So, we’re now a few weeks into The DaVinci Code‘s theatrical run.
Sony lured many Christians into promoting the film, buying tickets, going with their congregations to the movie, and even buying the book.
All of this occurred so that Christians could be armed and ready to join a huge “cultural dialogue” because of the great opportunities for evangelism here.
When I suggested we were being duped, I was sternly reprimanded. This, I was told, is what Christians are supposed to do. This is how the church engages with the arts. We send a lot of money to filmmakers who are producing big screen heresy in order to have the privilege of seeing that heresy for ourselves and then witnessing to the people who sat next to us.
So now I want to know… where are the stories of post-“DaVinci Dialogue” conversions?
How many people have YOU shared Christ with since the movie opened?
How has contributing to the film’s ENORMOUS box office success, which has already guaranteed that a prequel is on the way to theaters, enriched YOUR dialogue about Christ with your Code-loving neighbors?
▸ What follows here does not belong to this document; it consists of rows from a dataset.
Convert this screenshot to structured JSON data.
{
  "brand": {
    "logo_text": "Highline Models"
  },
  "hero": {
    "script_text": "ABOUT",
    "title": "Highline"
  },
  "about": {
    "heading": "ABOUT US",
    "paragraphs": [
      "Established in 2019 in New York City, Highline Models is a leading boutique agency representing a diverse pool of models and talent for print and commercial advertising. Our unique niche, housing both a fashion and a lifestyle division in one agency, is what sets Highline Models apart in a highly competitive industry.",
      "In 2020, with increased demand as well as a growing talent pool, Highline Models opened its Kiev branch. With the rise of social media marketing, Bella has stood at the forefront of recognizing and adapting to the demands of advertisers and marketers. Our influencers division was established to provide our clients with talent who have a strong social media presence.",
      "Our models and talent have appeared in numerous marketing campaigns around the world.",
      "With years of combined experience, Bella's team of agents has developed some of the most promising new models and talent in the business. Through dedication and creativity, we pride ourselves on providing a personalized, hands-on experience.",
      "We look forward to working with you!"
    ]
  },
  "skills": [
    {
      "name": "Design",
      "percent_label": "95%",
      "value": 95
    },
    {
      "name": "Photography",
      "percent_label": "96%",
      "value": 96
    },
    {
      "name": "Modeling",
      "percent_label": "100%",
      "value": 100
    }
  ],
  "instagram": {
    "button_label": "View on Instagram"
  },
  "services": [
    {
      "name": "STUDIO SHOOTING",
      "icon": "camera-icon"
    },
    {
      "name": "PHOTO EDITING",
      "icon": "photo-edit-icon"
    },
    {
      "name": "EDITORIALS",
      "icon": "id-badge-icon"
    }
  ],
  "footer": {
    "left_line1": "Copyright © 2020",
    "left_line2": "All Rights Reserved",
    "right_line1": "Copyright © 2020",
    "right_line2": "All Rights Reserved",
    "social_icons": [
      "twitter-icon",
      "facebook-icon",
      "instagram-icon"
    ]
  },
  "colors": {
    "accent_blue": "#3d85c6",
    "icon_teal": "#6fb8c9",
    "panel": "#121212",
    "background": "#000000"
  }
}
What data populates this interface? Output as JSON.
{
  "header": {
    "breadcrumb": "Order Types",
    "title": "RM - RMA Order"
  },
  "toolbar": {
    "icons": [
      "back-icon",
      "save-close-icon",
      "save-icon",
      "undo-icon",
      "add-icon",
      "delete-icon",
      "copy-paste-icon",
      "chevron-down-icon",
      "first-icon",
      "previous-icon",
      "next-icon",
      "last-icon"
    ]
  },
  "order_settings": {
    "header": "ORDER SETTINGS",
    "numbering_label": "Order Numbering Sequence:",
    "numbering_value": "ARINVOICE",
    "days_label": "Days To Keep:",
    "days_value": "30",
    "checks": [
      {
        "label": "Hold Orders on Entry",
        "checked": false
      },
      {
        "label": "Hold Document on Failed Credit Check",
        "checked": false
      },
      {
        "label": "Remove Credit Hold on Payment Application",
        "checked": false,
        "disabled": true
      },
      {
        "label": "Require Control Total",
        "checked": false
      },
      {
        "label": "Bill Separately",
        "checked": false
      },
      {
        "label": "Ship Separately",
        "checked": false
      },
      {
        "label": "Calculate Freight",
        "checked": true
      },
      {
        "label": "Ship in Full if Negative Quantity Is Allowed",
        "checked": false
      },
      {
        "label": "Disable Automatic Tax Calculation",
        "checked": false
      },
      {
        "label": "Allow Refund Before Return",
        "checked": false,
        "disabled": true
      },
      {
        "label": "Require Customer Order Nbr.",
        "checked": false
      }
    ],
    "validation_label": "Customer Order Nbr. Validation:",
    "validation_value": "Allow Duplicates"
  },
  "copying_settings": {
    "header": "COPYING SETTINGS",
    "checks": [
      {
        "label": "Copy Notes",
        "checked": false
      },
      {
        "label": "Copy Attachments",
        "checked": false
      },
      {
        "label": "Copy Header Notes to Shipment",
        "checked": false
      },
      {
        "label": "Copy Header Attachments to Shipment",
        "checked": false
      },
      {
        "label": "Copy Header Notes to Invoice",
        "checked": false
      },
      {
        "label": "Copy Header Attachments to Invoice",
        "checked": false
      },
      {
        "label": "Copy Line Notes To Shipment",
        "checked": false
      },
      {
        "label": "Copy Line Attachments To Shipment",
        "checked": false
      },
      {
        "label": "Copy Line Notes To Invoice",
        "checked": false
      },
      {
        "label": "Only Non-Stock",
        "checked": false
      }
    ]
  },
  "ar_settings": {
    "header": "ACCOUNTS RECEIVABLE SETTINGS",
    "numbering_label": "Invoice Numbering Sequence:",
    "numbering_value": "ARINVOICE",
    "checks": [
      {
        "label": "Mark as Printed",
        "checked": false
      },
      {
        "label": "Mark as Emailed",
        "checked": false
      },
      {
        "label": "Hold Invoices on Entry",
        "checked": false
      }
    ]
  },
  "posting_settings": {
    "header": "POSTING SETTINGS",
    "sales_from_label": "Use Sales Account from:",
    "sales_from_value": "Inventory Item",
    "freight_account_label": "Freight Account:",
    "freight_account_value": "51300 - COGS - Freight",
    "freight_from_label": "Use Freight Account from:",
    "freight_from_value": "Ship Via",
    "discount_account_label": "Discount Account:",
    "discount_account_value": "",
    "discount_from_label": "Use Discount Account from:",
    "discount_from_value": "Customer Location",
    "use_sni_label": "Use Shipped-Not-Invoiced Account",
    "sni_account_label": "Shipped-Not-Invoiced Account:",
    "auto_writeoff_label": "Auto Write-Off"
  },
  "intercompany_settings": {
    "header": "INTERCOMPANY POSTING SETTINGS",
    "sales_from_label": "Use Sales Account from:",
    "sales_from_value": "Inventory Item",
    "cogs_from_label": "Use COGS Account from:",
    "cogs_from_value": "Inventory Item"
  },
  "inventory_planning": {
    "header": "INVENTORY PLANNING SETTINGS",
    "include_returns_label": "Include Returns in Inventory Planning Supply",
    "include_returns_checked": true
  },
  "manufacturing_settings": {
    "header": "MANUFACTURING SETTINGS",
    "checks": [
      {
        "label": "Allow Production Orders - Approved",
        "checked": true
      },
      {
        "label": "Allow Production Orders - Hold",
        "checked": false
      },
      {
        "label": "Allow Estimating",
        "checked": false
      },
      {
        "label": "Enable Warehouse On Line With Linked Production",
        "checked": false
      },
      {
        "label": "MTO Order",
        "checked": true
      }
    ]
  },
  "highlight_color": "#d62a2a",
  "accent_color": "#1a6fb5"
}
Just curious. Because I haven’t heard anything yet. All I’ve heard is that Ron Howard and company are laughing all the way to the bank with churchgoers’ money.Of course, now THE OMEN is being promoted to Christians… as yet another great opportunity to JOIN THE DIALOGUE. I received a pamphlet in the mail today, showing me just how many verses in Scripture are related to this movie. I suspect its release will stoke up the fires of revival begun by the release of The Da Vinci Code.
Has your pastor rented out a theater so the congregation can attend?
Somewhere in the middle of all of this, Philippians 4:8 has been forgotten.
“Finally, brothers, whatever is true, whatever is honorable, whatever is just, whatever is pure, whatever is lovely, whatever is commendable, if there is any excellence, if there is anything worthy of praise, think about these things.”
Early reviews made it pretty clear that there wasn’t much true, or honorable, or just, or pure, or lovely, or commendable, or excellent, or worthy of praise in the film. And yet, even though the verdict was in, Christians lined up for it.
Meanwhile, films that ARE reflecting truth, honor, justice, purity, and all of that good stuff… THOSE films aren’t even being mentioned in most churchgoers’ circles.